After breakfast we had a tram tour of the same area we saw at night (which is also an option while the Safari Park is open and included in the price of your admission ticket). Then we had a little walk through the park and we got to have one more animal encounter (for us it was a team of birds…..one that we can look forward to spotting in Dolittle).
After the final encounter, a tour guide led us to the exit where our luggage was waiting in a special Roar and Snore area next to our cars.
Roar and Snore Pricing and Sleeping Options:
The Safari Park options a ton of Roar and Snore options: all ages sleepovers, adults only sleepovers, Girl Scouts sleepovers, even options for teachers to do a sleepover with their students!
Tent Options (and current pricing as of 1/12/20):
Classic Tent ($145 per person ages 3 and up, $30 2 and under): Fits up to five campers, 9 x 14 foot interior, vinyl-covered tent floor, sleeping bag pads (plan to bring your own sleeping bag and pillow)

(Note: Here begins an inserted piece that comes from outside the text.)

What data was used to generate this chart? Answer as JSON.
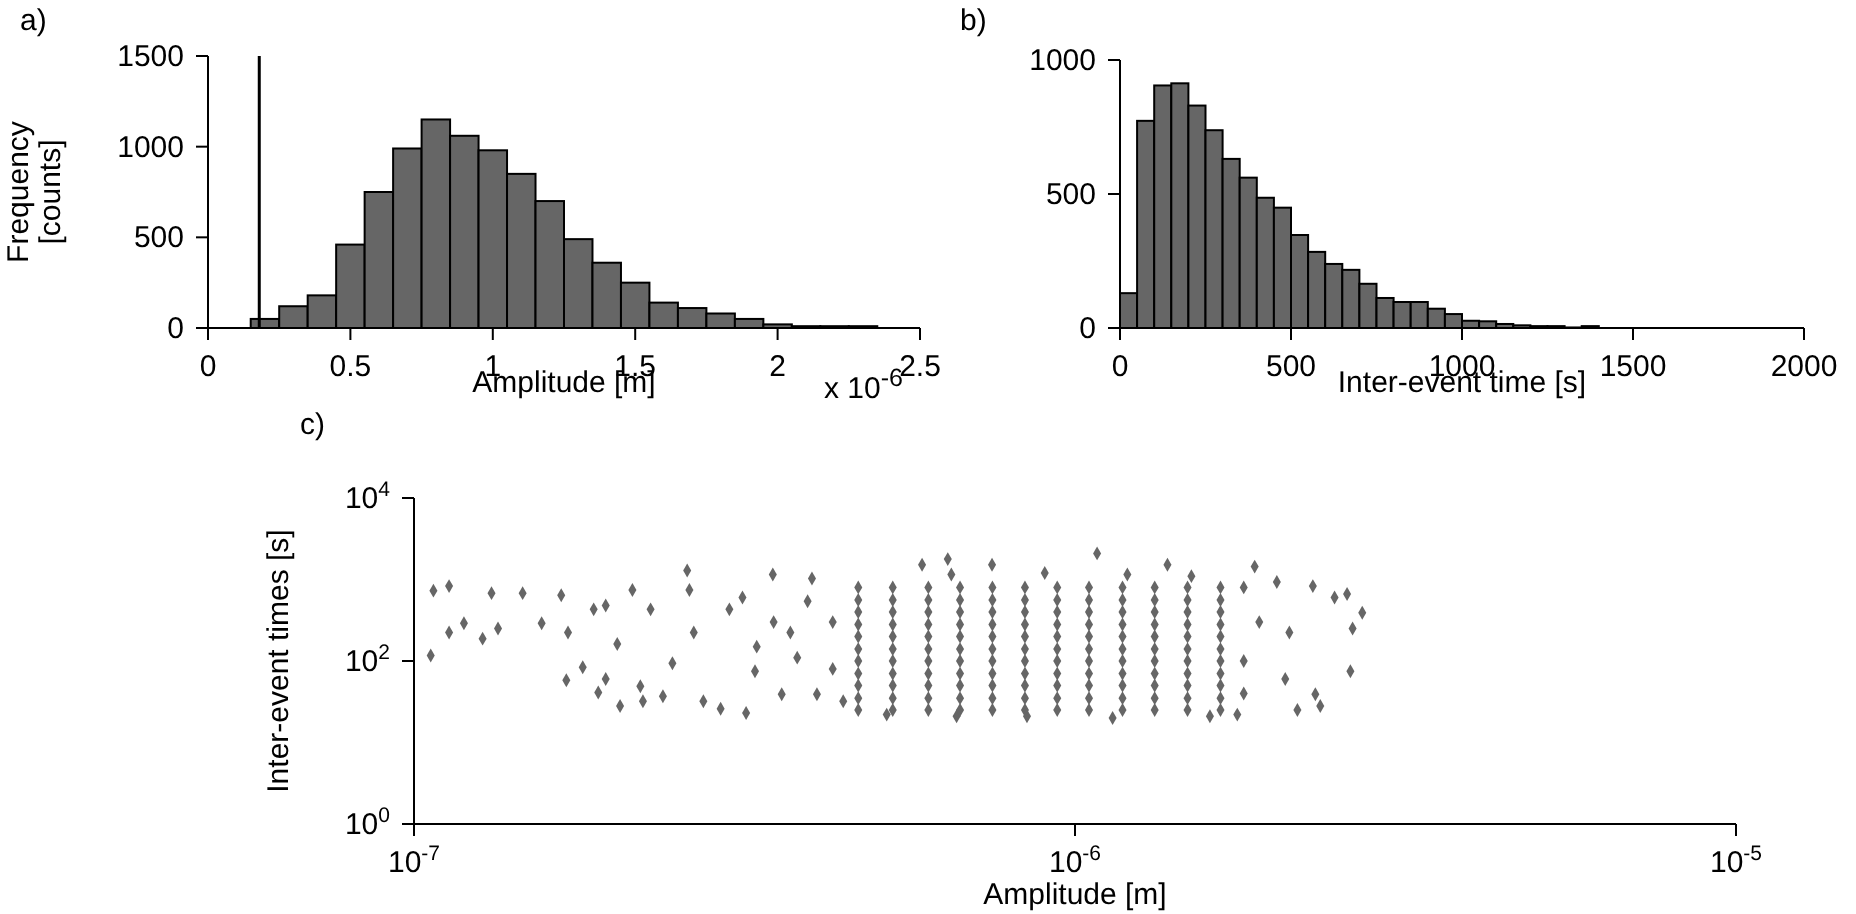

Vista Tent ($185 per person ages 3 and up, $30 2 and under): Fits up to six campers, 9 x 14 foot interior, vinyl-covered tent floor, includes 2 chairs, has 2 sets of bunk cots and 2 single cots
Premium Tent ($225 per person ages 3 and up, $30 2 and under): Fits up to four campers, 12 x 16 foot interior, electrical outlets (yes, you can charge your phone), queen bed and two cots (with bed linens and pillows)
We had a premium tent and I have to say…..it was pretty awesome. Even in January when it gets PRETTY cold in Escondido, we had a heater and were just fine temperature wise.
Honestly, I absolutely LOVED the experience. It’s such a unique family activity and I loved that since the Safari Park is a nonprofit, we knew all the ticket pricing and costs were going towards their animal conservation efforts. Agewise, I would suggest a Roar and Snore for ages five and up….I think while younger kids will enjoy it, they may not grasp the concept of it as well (but obviously that depends on your child). Would we do it again? ABSOLUTELY.
And the best part? It made us SO excited for the Dolittle movie release on January 17th…..we can’t wait to see some of these species we learned about in the film!
Have you ever done a Roar and Snore campout? Or is it on your family bucket list?